Die Binder ruhen allein auf den rückwärtigen Hauptstützen der Tribünen und werden über Zwillingsseile nach hinten gehalten, die ihrerseits wieder über 12 Meter tiefe Betonfundamente im Boden verankert sind. Im gesamten Stadioninneren wird es also nicht eine Stütze geben.

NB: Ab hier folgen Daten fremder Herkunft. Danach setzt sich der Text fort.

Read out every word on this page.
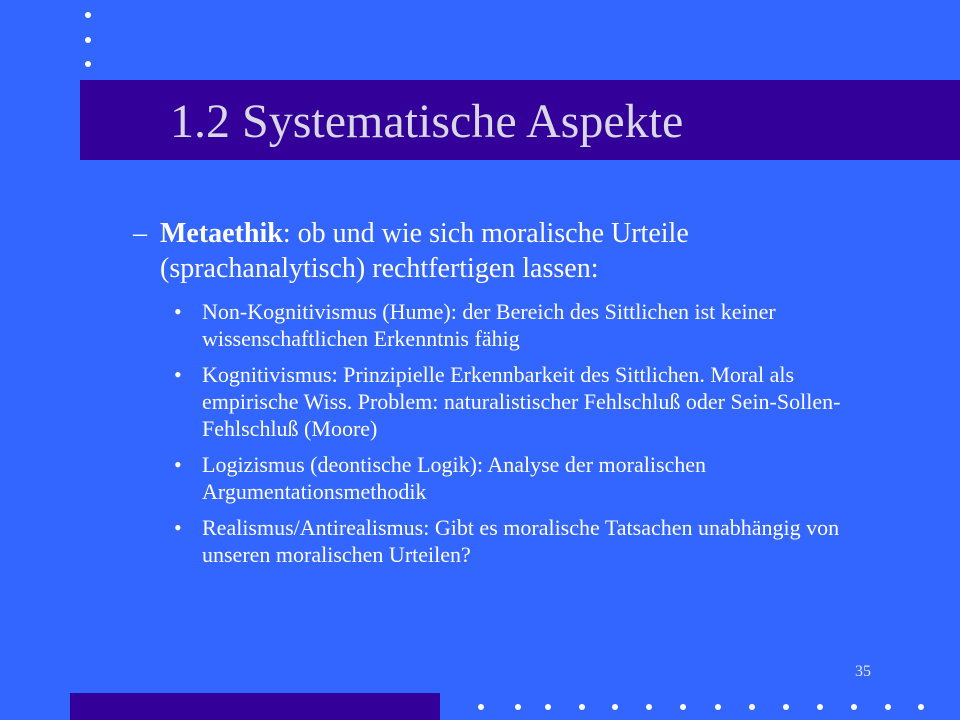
1.2 Systematische Aspekte
– Metaethik: ob und wie sich moralische Urteile (sprachanalytisch) rechtfertigen lassen:
• Non-Kognitivismus (Hume): der Bereich des Sittlichen ist keiner wissenschaftlichen Erkenntnis fähig
• Kognitivismus: Prinzipielle Erkennbarkeit des Sittlichen. Moral als empirische Wiss. Problem: naturalistischer Fehlschluß oder Sein-Sollen-Fehlschluß (Moore)
• Logizismus (deontische Logik): Analyse der moralischen Argumentationsmethodik
• Realismus/Antirealismus: Gibt es moralische Tatsachen unabhängig von unseren moralischen Urteilen?
35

Da Aachen in einer kritischen Erdbebenzone liegt, wird das Dach zusätzlich gegen die „Eigenfrequenz”, sprich zu heftige Schwingungen, stabilisiert. Dazu befinden sich an den Vorderkanten des Dachabschlusses Betonnasen, jede für sich 7,5 Tonnen schwer. Die Stahlbinder selbst sind 40 Meter lang, 32 Meter davon ragen über die Tribüne, 8 Meter nach hinten in den Verankerungsbereich. Mitte April soll nicht nur die Stahlkonstruktion stehen, auch die beiden Videowände à 6,5 Tonnen sind dann bereits installiert.

Vor weiterem Frost haben die Stahlbauer im Betonrechteck keine Angst, die Arbeiten sind auch bei Minusgraden nicht gefährdet. „Und die verlorene Woche bei den Erdbauarbeiten können wir problemlos aufholen”, ist der Projektleiter zuversichtlich.

Das mag auch daraus resultieren, dass zurzeit etwa 150 Bauleute an fünf Stellen gleichzeitig werkeln: der abschließenden Montage der Betonfertigteile, der Dachkonstruktion, dem Betonbau vor Ort zum Beispiel an den Logen und dem Medienbereich, dem Richtung Soerser Weg gelegenen Parkhaus und zusätzlich dem Vorplatz, der allerdings in städtischer Betreuung liegt.

2000 Tonnen Stahl ragen im Frühjahr über der neuen Arena und spannen einen gewaltigen Schirm bis in die erste Reihe. Fast zehn Kräne sind im Moment im Einsatz und sind ein gewaltiges Beruhigungsmittel für die Nerven des weiterhin gelassenen Projekt-Leiters.